Hot-shooting Vanderbilt downs Northeastern, 79-49By CAROL STUART , Associated Press
Jan. 5, 2014 12:05 AM ET
NASHVILLE, Tenn. (AP) — Vanderbilt shooters caught on fire while warming up for the Southeastern Conference portion of the schedule.
Rod Odom had a career-high 21 points, Damian Jones scored 16 and Eric McClellan added 14 to lead the Commodores' torrid shooting performance in a 79-49 blowout of Northeastern on Saturday.
Odom, with four 3-pointers, and McClellan, with a pair of treys, were perfect from beyond the arc for Vanderbilt (8-4). The Commodores shot 76.0 percent from the field the first half and 83.3 from 3-point range (5 of 6) to lead 46-18 at intermission.
"It helps us a lot, especially after a low-scoring game like Saint Louis where they really shut us down and they really gave us a lot of trouble," Odom said. "So I feel like this gives us a lot of confidence going forward."
Reggie Spencer led the Huskies (3-11) with 15 points, and David Walker hit three treys in the second half. Northeastern had defeated Georgetown earlier, and seven of its 10 previous losses had been by five points or less.
"I also thought that our defensive play was solid and so maybe the best two-ended effort that we've had this season," Vanderbilt Coach Kevin Stallings said. "We certainly haven't put anybody away like that. That is a good team that doesn't have a great record right now. They've beaten Georgetown, they've had an extremely tough schedule and have lost a ton of close games."
The Commodores made 17 of their first 22 shots for a 77.3 field-goal percentage. At one point, VU hit nine straight field goals - going 8 ½ minutes without a miss.
Odom's 3-pointer that extended the lead to 44-17 pushed Vanderbilt's percentage to 78.3, one game after the Commodores had their poorest shooting performance in Monday's loss to Saint Louis.
"You never expect to shoot the ball like that," Stallings said.
McClellan missed one shot on his way to 12 first-half points and was 4-for-4 on free throws for the game. Kyle Fuller didn't miss at all to finish with 11 points, while Jones also had six blocks for Vanderbilt.
Referees even waived off Jones' turn-around desperation shot that banked in at the buzzer, after he initially bobbled the pass.

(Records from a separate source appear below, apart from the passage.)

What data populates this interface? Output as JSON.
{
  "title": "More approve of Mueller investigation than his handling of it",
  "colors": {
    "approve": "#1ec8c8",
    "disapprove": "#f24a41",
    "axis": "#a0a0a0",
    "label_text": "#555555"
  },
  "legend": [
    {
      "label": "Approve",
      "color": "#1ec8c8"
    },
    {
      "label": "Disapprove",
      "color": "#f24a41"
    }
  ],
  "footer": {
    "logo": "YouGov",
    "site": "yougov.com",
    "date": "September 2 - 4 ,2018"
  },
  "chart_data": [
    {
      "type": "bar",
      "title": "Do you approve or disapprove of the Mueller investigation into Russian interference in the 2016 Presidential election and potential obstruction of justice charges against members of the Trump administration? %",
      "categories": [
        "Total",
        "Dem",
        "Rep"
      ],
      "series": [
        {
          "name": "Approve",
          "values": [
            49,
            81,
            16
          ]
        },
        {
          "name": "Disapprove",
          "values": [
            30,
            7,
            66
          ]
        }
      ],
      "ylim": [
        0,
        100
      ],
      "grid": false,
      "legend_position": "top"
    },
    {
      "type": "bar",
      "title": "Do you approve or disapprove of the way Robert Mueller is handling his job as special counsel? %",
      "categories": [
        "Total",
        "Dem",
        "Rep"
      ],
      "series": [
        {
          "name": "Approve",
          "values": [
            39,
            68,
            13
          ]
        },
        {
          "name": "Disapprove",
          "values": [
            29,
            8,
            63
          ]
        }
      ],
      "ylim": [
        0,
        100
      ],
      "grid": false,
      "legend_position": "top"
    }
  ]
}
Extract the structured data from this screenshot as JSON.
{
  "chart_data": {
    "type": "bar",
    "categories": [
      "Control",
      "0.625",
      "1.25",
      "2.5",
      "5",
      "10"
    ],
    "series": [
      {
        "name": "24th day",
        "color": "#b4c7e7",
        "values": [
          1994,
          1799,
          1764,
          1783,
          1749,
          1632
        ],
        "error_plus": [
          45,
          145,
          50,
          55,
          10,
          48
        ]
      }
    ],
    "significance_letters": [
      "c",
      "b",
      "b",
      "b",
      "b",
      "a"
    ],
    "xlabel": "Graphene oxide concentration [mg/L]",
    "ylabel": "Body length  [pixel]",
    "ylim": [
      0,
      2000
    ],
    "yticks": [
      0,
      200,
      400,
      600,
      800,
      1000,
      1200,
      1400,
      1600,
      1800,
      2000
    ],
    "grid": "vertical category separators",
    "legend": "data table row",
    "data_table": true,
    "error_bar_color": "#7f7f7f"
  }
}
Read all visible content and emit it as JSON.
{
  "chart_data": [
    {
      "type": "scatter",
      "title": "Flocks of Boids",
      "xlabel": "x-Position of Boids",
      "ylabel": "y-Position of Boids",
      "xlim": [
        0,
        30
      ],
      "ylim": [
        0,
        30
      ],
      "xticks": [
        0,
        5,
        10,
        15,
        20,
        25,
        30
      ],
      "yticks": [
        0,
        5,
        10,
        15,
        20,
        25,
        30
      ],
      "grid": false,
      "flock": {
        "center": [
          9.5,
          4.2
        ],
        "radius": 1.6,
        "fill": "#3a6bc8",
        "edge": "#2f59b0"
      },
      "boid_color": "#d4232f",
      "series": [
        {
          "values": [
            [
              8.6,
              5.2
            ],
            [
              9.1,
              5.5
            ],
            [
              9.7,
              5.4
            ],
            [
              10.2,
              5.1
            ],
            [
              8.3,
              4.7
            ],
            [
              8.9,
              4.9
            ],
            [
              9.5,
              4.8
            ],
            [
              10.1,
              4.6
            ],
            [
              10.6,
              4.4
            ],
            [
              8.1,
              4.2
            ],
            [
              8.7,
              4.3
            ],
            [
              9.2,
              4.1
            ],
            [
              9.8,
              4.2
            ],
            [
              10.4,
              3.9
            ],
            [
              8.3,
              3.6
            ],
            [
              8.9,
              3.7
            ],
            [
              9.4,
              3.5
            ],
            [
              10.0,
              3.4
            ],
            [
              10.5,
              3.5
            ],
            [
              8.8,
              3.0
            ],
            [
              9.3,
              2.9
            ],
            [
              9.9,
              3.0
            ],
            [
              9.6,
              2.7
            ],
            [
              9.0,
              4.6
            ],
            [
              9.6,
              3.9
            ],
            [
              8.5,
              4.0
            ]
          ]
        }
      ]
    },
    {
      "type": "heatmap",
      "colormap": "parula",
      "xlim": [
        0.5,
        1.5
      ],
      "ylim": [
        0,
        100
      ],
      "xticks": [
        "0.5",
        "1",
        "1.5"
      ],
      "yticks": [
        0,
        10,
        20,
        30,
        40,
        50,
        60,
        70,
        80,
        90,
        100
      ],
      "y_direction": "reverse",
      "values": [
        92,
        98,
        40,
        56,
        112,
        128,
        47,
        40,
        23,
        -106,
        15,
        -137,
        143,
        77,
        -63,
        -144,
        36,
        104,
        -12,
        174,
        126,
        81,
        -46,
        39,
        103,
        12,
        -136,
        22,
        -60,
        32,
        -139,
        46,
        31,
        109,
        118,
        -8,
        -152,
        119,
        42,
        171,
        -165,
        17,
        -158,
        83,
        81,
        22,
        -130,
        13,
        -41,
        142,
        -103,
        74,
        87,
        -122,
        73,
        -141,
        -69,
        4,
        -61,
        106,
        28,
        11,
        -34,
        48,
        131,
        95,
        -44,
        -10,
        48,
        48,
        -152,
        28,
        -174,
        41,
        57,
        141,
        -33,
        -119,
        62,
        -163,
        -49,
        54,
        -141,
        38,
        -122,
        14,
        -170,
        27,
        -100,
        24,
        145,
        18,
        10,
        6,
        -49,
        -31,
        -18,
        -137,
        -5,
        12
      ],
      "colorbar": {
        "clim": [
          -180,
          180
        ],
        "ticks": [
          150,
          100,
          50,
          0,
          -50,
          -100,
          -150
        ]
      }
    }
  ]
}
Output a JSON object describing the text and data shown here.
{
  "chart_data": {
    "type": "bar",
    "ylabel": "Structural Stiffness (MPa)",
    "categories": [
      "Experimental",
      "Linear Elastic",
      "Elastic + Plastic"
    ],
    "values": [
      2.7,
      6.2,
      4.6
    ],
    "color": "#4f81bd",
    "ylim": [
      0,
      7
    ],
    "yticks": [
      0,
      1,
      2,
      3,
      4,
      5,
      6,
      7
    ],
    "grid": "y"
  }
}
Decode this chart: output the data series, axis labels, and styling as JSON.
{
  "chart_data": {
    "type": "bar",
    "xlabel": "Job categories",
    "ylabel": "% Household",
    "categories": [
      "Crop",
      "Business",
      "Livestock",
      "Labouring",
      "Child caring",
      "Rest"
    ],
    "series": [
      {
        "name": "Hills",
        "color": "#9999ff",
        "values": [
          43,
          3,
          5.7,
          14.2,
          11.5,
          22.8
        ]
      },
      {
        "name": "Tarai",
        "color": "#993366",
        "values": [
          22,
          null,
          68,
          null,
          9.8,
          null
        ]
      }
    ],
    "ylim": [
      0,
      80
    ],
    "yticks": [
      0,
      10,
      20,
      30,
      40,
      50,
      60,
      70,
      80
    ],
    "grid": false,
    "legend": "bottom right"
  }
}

McClellan scored eight straight points for Vanderbilt - including two 3-pointers, the first after his steal — for an early 10-4 lead. He had 12 points in the first 8 minutes. His second steal led to Kyle Fuller's fast-break layup and an 18-8 advantage.
"Eric hit some shots and got us off to a really good start, and then other guys kind of jumped in," Stallings said. "I thought his shooting, his penetration, just his speed he played with were very effective for us and a key to how we started the game. And obviously the start led into how we continued to play."
Marco Banegas-Flores cut it to 18-11 on his trey, but the Commodores doubled up the score 28-14 on Dai-Jon Parker's 3.
Fuller stretched it to 31-15 on an over-the-shoulder reverse after dropping the ball as the shot clock expired.
Jones scored eight straight points including a dunk as Vanderbilt stretched it to 39-15, and Odom's jumper made it 41-15 to cap a 20-2 run.
The Huskies, meanwhile, missed nine straight field goals between Spencer's jumper at 10:07 to pull within 21-13 and his layup 2:34 before halftime at 41-17.
Vanderbilt finished 30 of 48 from the field (62.5 percent) and was 8 for 12 on 3-pointers (66.7 percent). The Commodores also had 21 assists, led by seven from Parker.
"I think when the guys are making plays for each other, it's a lot easier for guys to score," Odom said. "It's a lot easier to make shots when you're getting wide-open shots as opposed to contested shots you're creating for yourself. I think that played a big part in why we shot so well."
Northeastern arrived early in Nashville on Thursday due to weather concerns and will return to Boston Sunday to prepare for Wednesday's Colonial Athletic Association opener against UNC-Wilmington.
Vanderbilt visits Alabama in its SEC opener on Tuesday.
"This was an excellent performance and the kind of performance that you want going into league play," Stallings said.